Unsupervised Statistical Feature-Guided Diffusion Model for Sensor-based Human Activity Recognition
This addresses the data scarcity problem for wearable sensor-based human activity recognition applications, such as health and industry, but is incremental as it builds on diffusion models for a specific domain.
The paper tackled the scarcity of labeled sensor data for human activity recognition by proposing an unsupervised statistical feature-guided diffusion model to generate synthetic labeled time-series data, which improved HAR performance and outperformed existing methods in experiments.

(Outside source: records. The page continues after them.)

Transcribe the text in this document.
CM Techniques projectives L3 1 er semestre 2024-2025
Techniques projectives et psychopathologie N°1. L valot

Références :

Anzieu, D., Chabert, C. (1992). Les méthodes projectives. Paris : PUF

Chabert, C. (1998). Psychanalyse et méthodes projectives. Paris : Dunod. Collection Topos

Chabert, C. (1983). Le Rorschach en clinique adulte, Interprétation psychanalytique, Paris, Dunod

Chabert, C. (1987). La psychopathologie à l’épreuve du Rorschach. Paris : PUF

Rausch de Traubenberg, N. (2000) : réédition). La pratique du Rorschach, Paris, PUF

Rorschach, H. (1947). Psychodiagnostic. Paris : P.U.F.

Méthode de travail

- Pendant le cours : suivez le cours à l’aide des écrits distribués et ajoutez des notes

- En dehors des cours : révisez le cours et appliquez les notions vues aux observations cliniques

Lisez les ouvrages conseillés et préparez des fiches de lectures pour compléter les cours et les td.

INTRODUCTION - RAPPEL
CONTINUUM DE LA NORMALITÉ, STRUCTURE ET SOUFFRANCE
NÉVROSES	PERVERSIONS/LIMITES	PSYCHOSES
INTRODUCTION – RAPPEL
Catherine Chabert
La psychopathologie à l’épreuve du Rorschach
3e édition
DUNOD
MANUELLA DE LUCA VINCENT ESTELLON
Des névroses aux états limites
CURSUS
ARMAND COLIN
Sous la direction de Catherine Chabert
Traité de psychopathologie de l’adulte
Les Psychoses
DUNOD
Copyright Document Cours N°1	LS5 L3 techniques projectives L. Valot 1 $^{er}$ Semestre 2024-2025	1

Human activity recognition (HAR) from on-body sensors is a core functionality in many AI applications: from personal health, through sports and wellness to Industry 4.0. A key problem holding up progress in wearable sensor-based HAR, compared to other ML areas, such as computer vision, is the unavailability of diverse and labeled training data. Particularly, while there are innumerable annotated images available in online repositories, freely available sensor data is sparse and mostly unlabeled. We propose an unsupervised statistical feature-guided diffusion model specifically optimized for wearable sensor-based human activity recognition with devices such as inertial measurement unit (IMU) sensors. The method generates synthetic labeled time-series sensor data without relying on annotated training data. Thereby, it addresses the scarcity and annotation difficulties associated with real-world sensor data. By conditioning the diffusion model on statistical information such as mean, standard deviation, Z-score, and skewness, we generate diverse and representative synthetic sensor data. We conducted experiments on public human activity recognition datasets and compared the method to conventional oversampling and state-of-the-art generative adversarial network methods. Experimental results demonstrate that this can improve the performance of human activity recognition and outperform existing techniques.